(AhlulBayt News Agency) - At a time when China’s economic development is on the tip of everyone’s tongue, two basic approaches towards understanding China are being mentioned. First, the discourse that China’s economic development is based completely on material reasons is the basic claim of researchers who are carving out either a positive or negative place for China. This claim generally emphasizes that China’s stationary social and economic structure that extends from China’s thousands of years old history to the 1980’s has been planned again suitable to global change with reformist advances. And as a manifestation of a progressive perspective, the positive or negative effects of this development on global capitalism are being discussed in regard to topics like food, population, energy, finance, etc.
Secondly, a perspective which is trying to understand China on a more cultural foundation claims that this development is occurring not just for material reasons, but that China has accomplished this as a unique culture through her history, philosophy, religion, social values, customs and traditions. There are positive and negative approaches towards China within the framework of this claim. Together with those who claim that China historically possesses an authoritarian and stationary culture, there are those who claim that China in general has a culture that surpasses debates of Asia societies on modernization and, thus, can produce original answers to new conditions. The second interpretation which is a little more extreme defines Chinese culture with sharper distinctions and plays a role in elevating Chinese nationalism.

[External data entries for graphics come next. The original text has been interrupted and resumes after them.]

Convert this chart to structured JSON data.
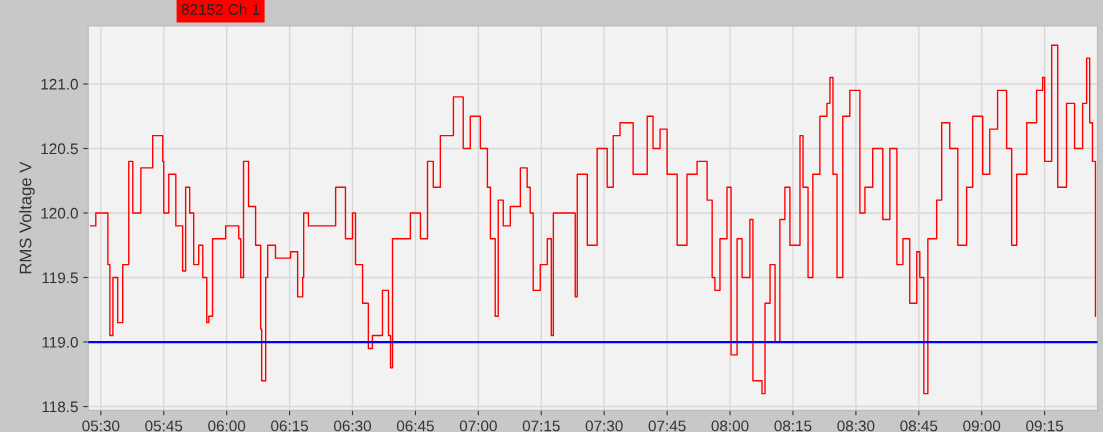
{
  "chart_data": {
    "type": "step",
    "ylabel": "RMS Voltage V",
    "xlim": [
      5.45,
      9.46
    ],
    "ylim": [
      118.47,
      121.45
    ],
    "xticks": [
      {
        "value": 5.5,
        "label": "05:30"
      },
      {
        "value": 5.75,
        "label": "05:45"
      },
      {
        "value": 6.0,
        "label": "06:00"
      },
      {
        "value": 6.25,
        "label": "06:15"
      },
      {
        "value": 6.5,
        "label": "06:30"
      },
      {
        "value": 6.75,
        "label": "06:45"
      },
      {
        "value": 7.0,
        "label": "07:00"
      },
      {
        "value": 7.25,
        "label": "07:15"
      },
      {
        "value": 7.5,
        "label": "07:30"
      },
      {
        "value": 7.75,
        "label": "07:45"
      },
      {
        "value": 8.0,
        "label": "08:00"
      },
      {
        "value": 8.25,
        "label": "08:15"
      },
      {
        "value": 8.5,
        "label": "08:30"
      },
      {
        "value": 8.75,
        "label": "08:45"
      },
      {
        "value": 9.0,
        "label": "09:00"
      },
      {
        "value": 9.25,
        "label": "09:15"
      }
    ],
    "yticks": [
      {
        "value": 118.5,
        "label": "118.5"
      },
      {
        "value": 119.0,
        "label": "119.0"
      },
      {
        "value": 119.5,
        "label": "119.5"
      },
      {
        "value": 120.0,
        "label": "120.0"
      },
      {
        "value": 120.5,
        "label": "120.5"
      },
      {
        "value": 121.0,
        "label": "121.0"
      }
    ],
    "grid": true,
    "legend": "top",
    "marker": "none",
    "line_style": "solid",
    "ref_lines": [
      {
        "axis": "y",
        "value": 119.0,
        "color": "#0000ff"
      }
    ],
    "series": [
      {
        "name": "82152 Ch 1",
        "color": "#ff0000",
        "x": [
          5.46,
          5.48,
          5.512,
          5.528,
          5.536,
          5.548,
          5.567,
          5.587,
          5.611,
          5.627,
          5.659,
          5.706,
          5.746,
          5.75,
          5.77,
          5.798,
          5.825,
          5.837,
          5.853,
          5.869,
          5.889,
          5.905,
          5.921,
          5.929,
          5.944,
          5.996,
          6.048,
          6.056,
          6.067,
          6.087,
          6.115,
          6.135,
          6.139,
          6.155,
          6.163,
          6.194,
          6.254,
          6.282,
          6.302,
          6.306,
          6.325,
          6.373,
          6.433,
          6.472,
          6.5,
          6.512,
          6.54,
          6.563,
          6.579,
          6.619,
          6.643,
          6.651,
          6.659,
          6.73,
          6.77,
          6.798,
          6.821,
          6.849,
          6.901,
          6.94,
          6.968,
          7.008,
          7.036,
          7.048,
          7.067,
          7.079,
          7.099,
          7.127,
          7.167,
          7.194,
          7.206,
          7.218,
          7.246,
          7.274,
          7.29,
          7.298,
          7.345,
          7.385,
          7.393,
          7.433,
          7.472,
          7.512,
          7.536,
          7.563,
          7.603,
          7.615,
          7.671,
          7.694,
          7.722,
          7.75,
          7.79,
          7.829,
          7.869,
          7.909,
          7.929,
          7.94,
          7.96,
          7.988,
          8.004,
          8.028,
          8.048,
          8.079,
          8.091,
          8.107,
          8.127,
          8.139,
          8.159,
          8.179,
          8.198,
          8.218,
          8.238,
          8.278,
          8.29,
          8.31,
          8.329,
          8.357,
          8.385,
          8.397,
          8.409,
          8.425,
          8.448,
          8.476,
          8.504,
          8.516,
          8.536,
          8.567,
          8.607,
          8.635,
          8.663,
          8.687,
          8.714,
          8.742,
          8.754,
          8.77,
          8.786,
          8.821,
          8.841,
          8.873,
          8.905,
          8.94,
          8.964,
          9.004,
          9.032,
          9.063,
          9.099,
          9.119,
          9.139,
          9.179,
          9.218,
          9.242,
          9.25,
          9.278,
          9.302,
          9.337,
          9.369,
          9.401,
          9.417,
          9.429,
          9.44,
          9.452
        ],
        "values": [
          119.9,
          120.0,
          120.0,
          119.6,
          119.05,
          119.5,
          119.15,
          119.6,
          120.4,
          120.0,
          120.35,
          120.6,
          120.4,
          120.0,
          120.3,
          119.9,
          119.55,
          120.2,
          120.0,
          119.6,
          119.75,
          119.5,
          119.15,
          119.2,
          119.8,
          119.9,
          119.8,
          119.5,
          120.4,
          120.05,
          119.75,
          119.1,
          118.7,
          119.5,
          119.75,
          119.65,
          119.7,
          119.35,
          119.5,
          120.0,
          119.9,
          119.9,
          120.2,
          119.8,
          120.0,
          119.6,
          119.3,
          118.95,
          119.05,
          119.4,
          119.05,
          118.8,
          119.8,
          120.0,
          119.8,
          120.4,
          120.2,
          120.6,
          120.9,
          120.5,
          120.75,
          120.5,
          120.2,
          119.8,
          119.2,
          120.1,
          119.9,
          120.05,
          120.35,
          120.2,
          120.0,
          119.4,
          119.6,
          119.8,
          119.05,
          120.0,
          120.0,
          119.35,
          120.3,
          119.75,
          120.5,
          120.2,
          120.6,
          120.7,
          120.7,
          120.3,
          120.75,
          120.5,
          120.65,
          120.3,
          119.75,
          120.3,
          120.4,
          120.1,
          119.5,
          119.4,
          119.8,
          120.2,
          118.9,
          119.8,
          119.5,
          119.95,
          118.7,
          118.7,
          118.6,
          119.3,
          119.6,
          119.0,
          119.95,
          120.2,
          119.75,
          120.6,
          120.2,
          119.5,
          120.3,
          120.75,
          120.85,
          121.05,
          120.3,
          119.5,
          120.75,
          120.95,
          120.95,
          120.0,
          120.2,
          120.5,
          119.95,
          120.5,
          119.6,
          119.8,
          119.3,
          119.7,
          119.5,
          118.6,
          119.8,
          120.1,
          120.7,
          120.5,
          119.75,
          120.2,
          120.75,
          120.3,
          120.65,
          120.95,
          120.5,
          119.75,
          120.3,
          120.7,
          120.95,
          121.05,
          120.4,
          121.3,
          120.2,
          120.85,
          120.5,
          120.85,
          121.2,
          120.7,
          120.4,
          119.2
        ]
      }
    ]
  }
}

Meeting with ICO General Secretary Ekmeleddin Ihsanoğlu last week, Zhai Jun, Assistant Secretary of State, emphasized that it is necessary to take steps to develop relations between the Islamic world and China. This meeting can, of course, be read as a normal development in a globalizing international system where the relations of big governments have reached a peak level. However, it is possible to evaluate such a relationship as a vehicle to remove current misunderstandings between China and the Islamic world, for China needs such a relationship in order to overcome the theses that claim that China is experiencing growth only due to material reasons. On the other hand, as an idea that sees China’s cultural foundation as necessary in order to understand China and in order to overcome the idea that China can move towards “Chinese nationalism,” such a relationship is necessary.

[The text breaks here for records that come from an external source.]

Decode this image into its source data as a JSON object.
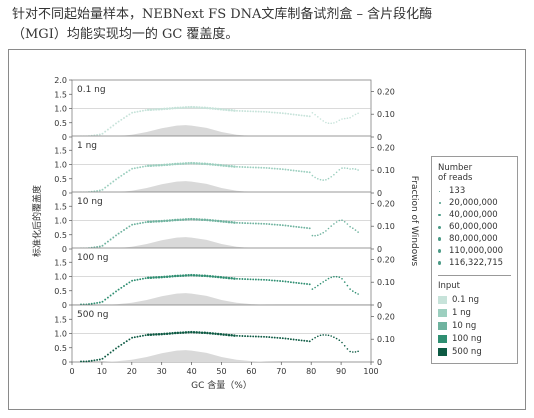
{
  "caption": {
    "line1": "针对不同起始量样本，NEBNext FS DNA文库制备试剂盒 – 含片段化酶",
    "line2": "（MGI）均能实现均一的 GC 覆盖度。"
  },
  "chart_data": {
    "type": "scatter",
    "xlabel": "GC 含量（%）",
    "ylabel_left": "标准化后的覆盖度",
    "ylabel_right": "Fraction of Windows",
    "x_ticks": [
      0,
      10,
      20,
      30,
      40,
      50,
      60,
      70,
      80,
      90,
      100
    ],
    "xlim": [
      0,
      100
    ],
    "left_ticks_first_panel": [
      "2.0",
      "1.5",
      "1.0",
      "0.5",
      "0"
    ],
    "left_ticks": [
      "1.5",
      "1.0",
      "0.5",
      "0"
    ],
    "right_ticks": [
      "0.20",
      "0.10",
      "0"
    ],
    "ylim_left": [
      0,
      2.0
    ],
    "ylim_right": [
      0,
      0.25
    ],
    "gc_distribution": {
      "x": [
        10,
        15,
        20,
        25,
        30,
        35,
        38,
        40,
        45,
        50,
        55,
        60,
        65,
        70
      ],
      "value": [
        0,
        0.003,
        0.01,
        0.022,
        0.038,
        0.05,
        0.052,
        0.05,
        0.04,
        0.022,
        0.01,
        0.004,
        0.001,
        0
      ]
    },
    "coverage_profile": {
      "x": [
        5,
        10,
        15,
        20,
        25,
        30,
        35,
        40,
        45,
        50,
        55,
        60,
        65,
        70,
        75,
        80,
        85,
        90,
        93
      ],
      "value": [
        0.02,
        0.1,
        0.5,
        0.85,
        0.95,
        0.98,
        1.02,
        1.05,
        1.02,
        0.97,
        0.92,
        0.9,
        0.88,
        0.84,
        0.78,
        0.72,
        0.7,
        0.78,
        0.6
      ]
    },
    "panels": [
      {
        "label": "0.1 ng",
        "color": "#c7e3da"
      },
      {
        "label": "1 ng",
        "color": "#9ccfbf"
      },
      {
        "label": "10 ng",
        "color": "#6fb39f"
      },
      {
        "label": "100 ng",
        "color": "#2f8f72"
      },
      {
        "label": "500 ng",
        "color": "#0d5a43"
      }
    ],
    "gc_fill_color": "#d9d9d9",
    "gridline_color": "#b5b5b5"
  },
  "legend": {
    "reads_title": [
      "Number",
      "of reads"
    ],
    "reads": [
      "133",
      "20,000,000",
      "40,000,000",
      "60,000,000",
      "80,000,000",
      "110,000,000",
      "116,322,715"
    ],
    "input_title": "Input",
    "inputs": [
      {
        "label": "0.1 ng",
        "color": "#c7e3da"
      },
      {
        "label": "1 ng",
        "color": "#9ccfbf"
      },
      {
        "label": "10 ng",
        "color": "#6fb39f"
      },
      {
        "label": "100 ng",
        "color": "#2f8f72"
      },
      {
        "label": "500 ng",
        "color": "#0d5a43"
      }
    ]
  }
}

China has need for a relationship that is both security-based especially for her western neighbors Afghanistan and Pakistan and that is independence-centered to allow her to easily transport energy and to facilitate economic relations. As long as a balance is not struck between these two, China knows very well that she will not be comfortable in the region. For this reason, China insistently wants to escape from an environment of conflict and develop a stable relationship. However much China’s relationship with its Central Asian neighbors resembles relations in the Soviet Union system, China’s relationship with this region is based on basically the same motives. For this reason, there is a problem in the center of the security and freedom relation before Muslims in China or her Muslim neighbors in the development of a relationship form with China on a cultural foundation.
Aside from trying to develop a relationship with neighboring countries, China is trying to do the same with the Middle East. Knowing the Middle East more for the conflict between Arab countries and the USA/Israel, the Chinese do not want to become involved in this dangerous area for now, for as long as its needs are met in a secure way by Iran and Saudi Arabia, she thinks she can do her business without becoming a part of cultural and political debates. However, China’s relationship with the Middle East goes much beyond the economic area, for it has a common share with the Middle East on the cultural plane. A solution to the problems Chinese Muslims and Uyghurs face in the field of religious freedoms demands a completely new interpretation of these relationships.

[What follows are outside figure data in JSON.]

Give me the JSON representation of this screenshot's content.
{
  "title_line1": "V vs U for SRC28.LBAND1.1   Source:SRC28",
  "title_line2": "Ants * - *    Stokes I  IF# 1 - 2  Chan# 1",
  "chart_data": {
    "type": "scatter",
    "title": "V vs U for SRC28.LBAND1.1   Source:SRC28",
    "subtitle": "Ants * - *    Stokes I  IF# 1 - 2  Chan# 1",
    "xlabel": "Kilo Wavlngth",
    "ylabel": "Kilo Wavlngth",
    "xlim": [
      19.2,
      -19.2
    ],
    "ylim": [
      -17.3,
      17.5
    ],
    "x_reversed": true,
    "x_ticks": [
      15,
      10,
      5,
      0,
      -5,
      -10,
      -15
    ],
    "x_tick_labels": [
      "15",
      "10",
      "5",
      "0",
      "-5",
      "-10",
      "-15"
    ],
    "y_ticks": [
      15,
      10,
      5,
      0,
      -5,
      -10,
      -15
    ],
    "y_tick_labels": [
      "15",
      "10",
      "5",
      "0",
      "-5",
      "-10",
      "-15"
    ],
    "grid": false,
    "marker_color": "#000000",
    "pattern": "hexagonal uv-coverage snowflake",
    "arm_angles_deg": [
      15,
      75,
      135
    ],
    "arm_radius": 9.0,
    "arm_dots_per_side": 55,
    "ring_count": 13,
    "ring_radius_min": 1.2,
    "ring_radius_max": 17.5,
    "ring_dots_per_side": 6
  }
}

The relationship between China and Islam is not a passing form of relationship that has appeared overnight. It is claimed that there were sahaba who went to China’s southern region upon the death of Prophet Muhammad (sas.) In addition, these relationships which began during the Tang dynasty period allowed for the inevitable development of a relationship between the state and Muslims. In time this relationship caused the appearance of a distinct Chinese ethnic identity with Chinese Muslims being influenced by Confucian and Buddhist elements in China. We can understand from the Chinese style of mosques in modern China that this relationship form was always protected throughout history. In the Yuan dynasty period when the Mongols, beginning with Cengiz Khan, ruled, this relationship which was seriously influenced by Central Asia turned into a relationship that included the Uyghurs as well.
Today together with the modern period’s ideas of nation-state and nationalism, it appears as if there is a need for a new approach that will reinterpret this form of relationship as opposed to the materialist historical interpretations which put forth Chinese Muslims and Uyghurs as a problem that appeared later on. With such an approach, it is possible for condescending conceptualizations and prejudices like “Communism and China – Islam and Terror” on the tongues of both global capitalism and modern nationalist movements to be eliminated. This effort of ICO and China appears to be positive for now. It is probable that discussions of the aspect of this relationship that can be negative which was brought up at the symposium entitled “The Islamic World and China” held at the end of this year will be pulled into daily and sterile discussions.